Das Spiel fesselte alle Drei derart, dass sie offenbar die Zeit vergaßen. Jens Jochums schreckte zwischendurch hoch: „Ich weiß gar nicht, wo meine Frau ist.“ Und steckte sofort wieder mitten im Spiel. Der junge Mann gibt zu, kaum Ahnung von Brettspielen zu haben. „Mensch-ärgere-Dich-nicht“ spielt er allenfalls mal mit seinen beiden Kindern (sieben und drei Jahre alt). Max Jochums dagegen ist schon ein Profi. Er gibt aber zu: „Magic Maze hat mich erst ein bisschen überfordert und dann aber Spaß gemacht.“ Schon von Kindesbeinen kennt er Brettspiele, die heute für ihn und seine Freunde ein schöner Freizeitausgleich sind: „Man sitzt sonst nur vor dem PC. Bei Spielen wird man geistig gefordert und muss sich Gedanken machen, welche Konsequenzen die Züge haben.“

Spiele dem Adel vorbehalten

Boris Roskothen kann das nur bestätigen: „Heute geht es im Studentenalter los. Man trifft sich mit Freunden und hat keine Lust mehr, sich mit Elektronik zu befassen.“ Vor mehr als einhundert Jahren waren Spiele übrigens Luxus und dem Adel vorbehalten, etwa Schach. Heute dagegen ist das Angebot vielfältig. „Monopoly und Mensch-ärgere-Dich-nicht sind langweilig im Vergleich zu dem, was es heute gibt“, sagt Spiele-Experte Roskothen, der eine Auswahl von 3000 Exemplaren in den Regalen stehen hat, angefangen von abstrakten Spielen, über Kooperationsspiele bis hin zu Unterhaltungs-/Partyspielen – allesamt mit unterschiedlichen Themen. Da geht es häufig um Weltrettung (zum Beispiel Legacy Pandemie) oder Krieg (etwa Captain Sonar).

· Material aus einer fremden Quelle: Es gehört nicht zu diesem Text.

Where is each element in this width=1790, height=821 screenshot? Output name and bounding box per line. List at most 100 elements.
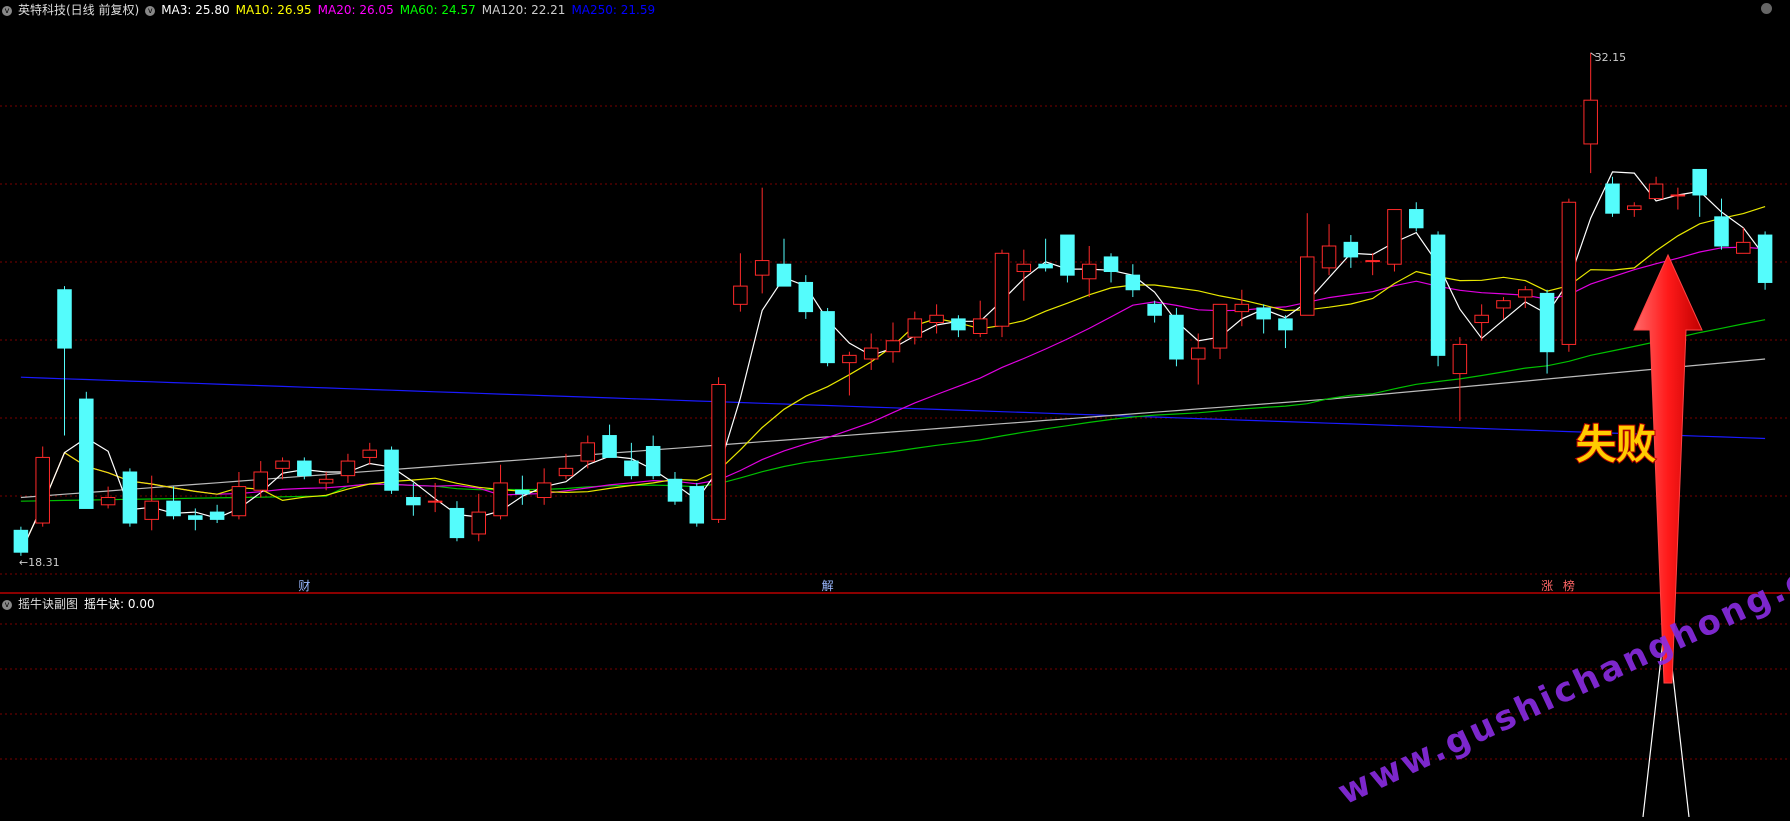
candle-up xyxy=(1474,314,1489,324)
candle-down xyxy=(13,529,29,553)
ma10-line xyxy=(20,206,1766,553)
grid-lines xyxy=(0,105,1790,575)
ma250-line xyxy=(20,376,1766,440)
candle-up xyxy=(1496,300,1511,309)
candle-down xyxy=(1256,307,1271,320)
candle-down xyxy=(1038,263,1053,269)
candle-down xyxy=(1757,234,1773,283)
candle-down xyxy=(297,460,312,477)
candle-up xyxy=(427,500,443,503)
candle-up xyxy=(907,318,923,338)
candle-up xyxy=(1212,303,1228,349)
candle-up xyxy=(1583,99,1598,145)
candles xyxy=(13,52,1773,556)
indicator-value: 摇牛诀: 0.00 xyxy=(84,597,155,611)
candle-up xyxy=(1081,263,1097,280)
candle-down xyxy=(1409,209,1424,229)
candle-up xyxy=(1736,241,1751,254)
candle-down xyxy=(951,318,966,331)
candle-down xyxy=(449,507,465,539)
candle-down xyxy=(166,500,181,517)
candle-up xyxy=(536,482,552,499)
candle-up xyxy=(1299,256,1315,316)
candle-up xyxy=(275,460,290,469)
candle-up xyxy=(340,460,356,477)
candlestick-chart: 32.15 ←18.31 财 解 涨榜 xyxy=(0,51,1790,593)
candle-down xyxy=(122,471,138,524)
candle-up xyxy=(733,285,748,305)
main-chart-panel[interactable]: v 英特科技(日线 前复权) v MA3: 25.80 MA10: 26.95 MA20:… xyxy=(0,0,1790,593)
candle-up xyxy=(1452,343,1468,375)
candle-up xyxy=(842,354,857,364)
candle-down xyxy=(79,398,94,509)
event-marker: 涨 xyxy=(1541,578,1553,592)
candle-up xyxy=(994,252,1010,327)
candle-up xyxy=(100,497,116,506)
candle-down xyxy=(624,460,639,477)
candle-up xyxy=(929,314,944,324)
candle-up xyxy=(863,347,879,360)
candle-up xyxy=(1648,183,1664,200)
candle-up xyxy=(362,449,377,458)
ma-label: MA10: 26.95 xyxy=(235,3,312,17)
candle-down xyxy=(776,263,792,287)
candle-down xyxy=(1539,292,1555,353)
candle-up xyxy=(711,384,726,520)
event-marker: 财 xyxy=(298,579,310,592)
ma-label: MA3: 25.80 xyxy=(161,3,230,17)
candle-up xyxy=(1627,205,1642,211)
candle-down xyxy=(1103,256,1119,273)
low-price-label: ←18.31 xyxy=(19,556,60,569)
candle-up xyxy=(1518,289,1533,298)
ma-label: MA60: 24.57 xyxy=(399,3,476,17)
ma-legend: MA3: 25.80 MA10: 26.95 MA20: 26.05 MA60: 24… xyxy=(161,3,661,17)
candle-down xyxy=(384,449,399,491)
candle-up xyxy=(318,478,334,484)
candle-up xyxy=(885,340,901,353)
candle-down xyxy=(406,497,421,506)
candle-down xyxy=(645,445,661,477)
indicator-chart xyxy=(0,613,1790,818)
candle-up xyxy=(471,511,487,535)
candle-up xyxy=(580,442,596,462)
candle-down xyxy=(1125,274,1141,291)
candle-up xyxy=(1234,303,1250,313)
close-icon[interactable] xyxy=(1761,3,1772,14)
candle-down xyxy=(1430,234,1446,356)
candle-up xyxy=(253,471,268,491)
settings-dot-icon[interactable]: v xyxy=(145,5,156,16)
candle-up xyxy=(1016,263,1032,273)
candle-down xyxy=(798,281,814,313)
subpanel-title: 摇牛诀副图 xyxy=(18,597,79,611)
ma-label: MA120: 22.21 xyxy=(481,3,566,17)
candle-down xyxy=(1169,314,1184,360)
collapse-icon[interactable]: v xyxy=(2,599,12,610)
candle-up xyxy=(754,260,770,276)
ma20-line xyxy=(20,246,1766,553)
indicator-spike xyxy=(1642,613,1690,818)
candle-down xyxy=(602,435,617,458)
sub-chart-panel[interactable]: v 摇牛诀副图 摇牛诀: 0.00 xyxy=(0,594,1790,818)
candle-down xyxy=(1605,183,1620,214)
event-marker: 榜 xyxy=(1563,578,1575,592)
sub-header: v 摇牛诀副图 摇牛诀: 0.00 xyxy=(2,596,161,612)
candle-down xyxy=(667,478,683,502)
collapse-icon[interactable]: v xyxy=(2,5,12,16)
candle-down xyxy=(1060,234,1075,276)
candle-down xyxy=(1343,241,1359,258)
event-marker: 解 xyxy=(822,579,834,592)
candle-up xyxy=(144,500,159,520)
high-price-label: 32.15 xyxy=(1595,51,1627,64)
main-header: v 英特科技(日线 前复权) v MA3: 25.80 MA10: 26.95 MA20:… xyxy=(2,2,667,18)
ma-label: MA20: 26.05 xyxy=(317,3,394,17)
candle-down xyxy=(1692,168,1707,196)
candle-down xyxy=(820,311,835,364)
candle-down xyxy=(188,515,203,520)
candle-down xyxy=(57,289,72,349)
candle-up xyxy=(1561,201,1577,345)
stock-title: 英特科技(日线 前复权) xyxy=(18,3,140,17)
candle-up xyxy=(231,486,247,517)
candle-up xyxy=(1387,209,1402,265)
candle-down xyxy=(689,486,705,524)
candle-down xyxy=(1278,318,1293,331)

Noch vor 30 Jahren, so der Fachmann, gab es nur wenig gute Spiele. Mittlerweile sei es eine Riesengemeinschaft geworden. Und so gibt es einfache, familientaugliche Spiele, aber auch Expertenspiele, die durchaus schon mal mehrere Stunden dauern können. Ein Beispiel ist „Mombasa“ (Träger des Spielepreises 2016) von Spiele-Erfinder Alexander Pfister.

Nachspiel am heutigen Samstag

Immer wieder veranstaltet Boris Roskothen in seinem Geschäft auf dem Sonnenwall Spieleabende. Vor der Spielemesse in Essen hatte er Interessierte zum „VorSpiel“ eingeladen. Während der Extraschicht gab es ein „ExtraSpiel“ im Innenhafen. Am heutigen Samstag, 11. November, öffnet er sein Geschäft von 11 bis 18 Uhr noch ein zweites Mal für das „NachSpiel“.